1.22g of benzoic acid is dissolved in 100g of acetone (K on a base 2.6K Kg mol inverse) and 100g of benzene (K on a base=2. 6 k Kg mol inverse). If the elevation in boiling point ∆T base is 0.26°C and 0.13°C respectively
Answers
Answer:
pls mark as brainliest ans
Although your question is incomplete, you may be referring to the full question:
1.22g of benzoic acid is dissolved in 100g of acetone (Kb= 2.6K Kg mol inverse) and 100g of benzene (Kb=2. 6 k Kg mol inverse). If the elevation in boiling point ∆T base is 0.26°C and 0.13°C respectively, what is the molar mass of benzoic acid in the two solvents?
Given: 1.22g of benzoic acid is dissolved in 100g of acetone (Kb= 2.6K Kg mol inverse) and 100g of benzene (Kb =2. 6 k Kg mol inverse). Elevation in boiling points is 0.26°C and 0.13°C respectively.
To find: Molar mass of benzoic acid in the two solvents
Solution: Let us divide the question in two cases:
Case-I: When benzoic acid is dissolved in acetone
Here, benzoic acid is the solute and acetone is the solvent.
Mass of acetone= 100 g = 0.1 kg
Mass of benzoic acid(m)= 1.22 g
Molar mass of benzoic acid = 122 g
Therefore, moles of benzoic acid
= Mass / molar mass
= 1.22/122
= 0.01
Molality of solution(m)
= Moles of solute/ Mass of solvent
= 0.01/0.1
= 0.1
Rise in temperature in acetone= 0.13°C
Kb = 2.6
Now, rise in temperature (∆T) is given by:
∆T = Kb × m × i where i is Vant's Hoff value
Using the values:
0.26 = 2.6 × 0.1 × i
=> 0.26 = 0.26 × i
=> i = 1
i = Original Molar mass of benzoic acid/ Molar mass of benzoic acid in solution(acetone)
=> 1 = 122 / Molar mass in acetone
=> Molar mass in acetone = 122 g/mol
Case-II: When benzoic acid is dissolved in benzene
Here, benzoic acid is the solute and benzene is the solvent.

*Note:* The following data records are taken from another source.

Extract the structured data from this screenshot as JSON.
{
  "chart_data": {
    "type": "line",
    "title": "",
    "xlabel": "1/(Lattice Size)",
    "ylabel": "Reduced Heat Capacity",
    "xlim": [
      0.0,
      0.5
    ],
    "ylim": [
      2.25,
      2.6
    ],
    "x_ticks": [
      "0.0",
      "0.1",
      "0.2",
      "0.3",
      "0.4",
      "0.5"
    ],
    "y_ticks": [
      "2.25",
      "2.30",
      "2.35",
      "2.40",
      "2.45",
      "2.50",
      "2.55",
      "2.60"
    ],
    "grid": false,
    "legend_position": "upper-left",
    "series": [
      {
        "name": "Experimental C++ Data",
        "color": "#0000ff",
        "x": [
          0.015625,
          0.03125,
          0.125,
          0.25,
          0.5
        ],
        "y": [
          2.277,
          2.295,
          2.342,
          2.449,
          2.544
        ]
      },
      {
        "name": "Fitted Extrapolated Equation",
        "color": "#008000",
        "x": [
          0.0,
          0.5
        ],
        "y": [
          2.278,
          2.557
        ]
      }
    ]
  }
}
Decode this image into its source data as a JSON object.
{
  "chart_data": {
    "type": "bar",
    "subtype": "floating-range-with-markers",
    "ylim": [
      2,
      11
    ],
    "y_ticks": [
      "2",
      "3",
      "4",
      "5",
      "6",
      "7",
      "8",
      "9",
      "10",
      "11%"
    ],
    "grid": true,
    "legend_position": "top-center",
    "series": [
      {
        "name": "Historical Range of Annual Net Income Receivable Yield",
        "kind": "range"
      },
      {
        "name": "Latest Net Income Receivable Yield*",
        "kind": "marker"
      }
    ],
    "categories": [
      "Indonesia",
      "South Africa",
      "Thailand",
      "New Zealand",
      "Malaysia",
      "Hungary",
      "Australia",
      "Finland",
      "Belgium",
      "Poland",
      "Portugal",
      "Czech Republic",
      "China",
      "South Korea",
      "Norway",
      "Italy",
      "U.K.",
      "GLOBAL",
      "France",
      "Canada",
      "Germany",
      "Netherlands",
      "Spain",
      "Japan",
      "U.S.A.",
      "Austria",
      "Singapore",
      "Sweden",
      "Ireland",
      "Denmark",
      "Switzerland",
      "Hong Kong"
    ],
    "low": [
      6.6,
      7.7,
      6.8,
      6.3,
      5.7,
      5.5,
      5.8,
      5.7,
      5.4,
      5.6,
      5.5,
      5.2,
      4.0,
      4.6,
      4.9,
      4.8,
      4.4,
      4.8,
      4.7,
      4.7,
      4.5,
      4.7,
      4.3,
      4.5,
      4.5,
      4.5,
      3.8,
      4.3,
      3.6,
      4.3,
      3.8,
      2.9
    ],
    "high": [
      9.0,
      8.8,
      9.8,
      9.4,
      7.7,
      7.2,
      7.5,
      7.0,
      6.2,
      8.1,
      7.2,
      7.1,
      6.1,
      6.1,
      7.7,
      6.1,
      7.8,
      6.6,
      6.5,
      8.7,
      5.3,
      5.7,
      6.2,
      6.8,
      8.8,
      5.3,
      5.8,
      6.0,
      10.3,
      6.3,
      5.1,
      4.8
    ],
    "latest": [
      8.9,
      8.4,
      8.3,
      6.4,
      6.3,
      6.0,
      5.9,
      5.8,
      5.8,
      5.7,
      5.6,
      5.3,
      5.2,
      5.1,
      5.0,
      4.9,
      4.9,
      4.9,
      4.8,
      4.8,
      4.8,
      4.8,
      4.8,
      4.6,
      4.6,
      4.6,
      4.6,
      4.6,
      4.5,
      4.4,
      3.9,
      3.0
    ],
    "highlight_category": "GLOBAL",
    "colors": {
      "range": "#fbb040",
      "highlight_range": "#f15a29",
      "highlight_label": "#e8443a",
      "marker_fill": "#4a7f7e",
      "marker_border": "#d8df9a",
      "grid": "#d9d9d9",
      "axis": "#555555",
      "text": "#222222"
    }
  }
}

Mass of benzene= 100 g = 0.1 kg
Mass of benzoic acid(m)= 1.22 g
Molar mass of benzoic acid = 122 g
Therefore, moles of benzoic acid
= Mass / molar mass
= 1.22/122
= 0.01
Molality of solution(m)
= Moles of solute/ Mass of solvent
= 0.01/0.1
= 0.1
Rise in temperature in acetone= 0.26°C
Kb = 2.6
Now, rise in temperature (∆T) is given by:
∆T = Kb × m × i where i is Vant's Hoff value
Using the values:
0.13 = 2.6 × 0.1 × i
=> 0.13 = 0.26 × i
=> i = 0.13/0.26
=> i = 0.5
i = Original Molar mass of benzoic acid / Molar mass of benzoic acid in solution(benzene)
=> 0.5 = 122 / Molar mass in benzene
=> Molar mass in benzene = 122/ 0.5
=>Molar mass in benzene = 244 g/mol
Therefore, the molar mass of benzoic acid in acetone and benzene is 122 g/mol and 244g/mol respectively.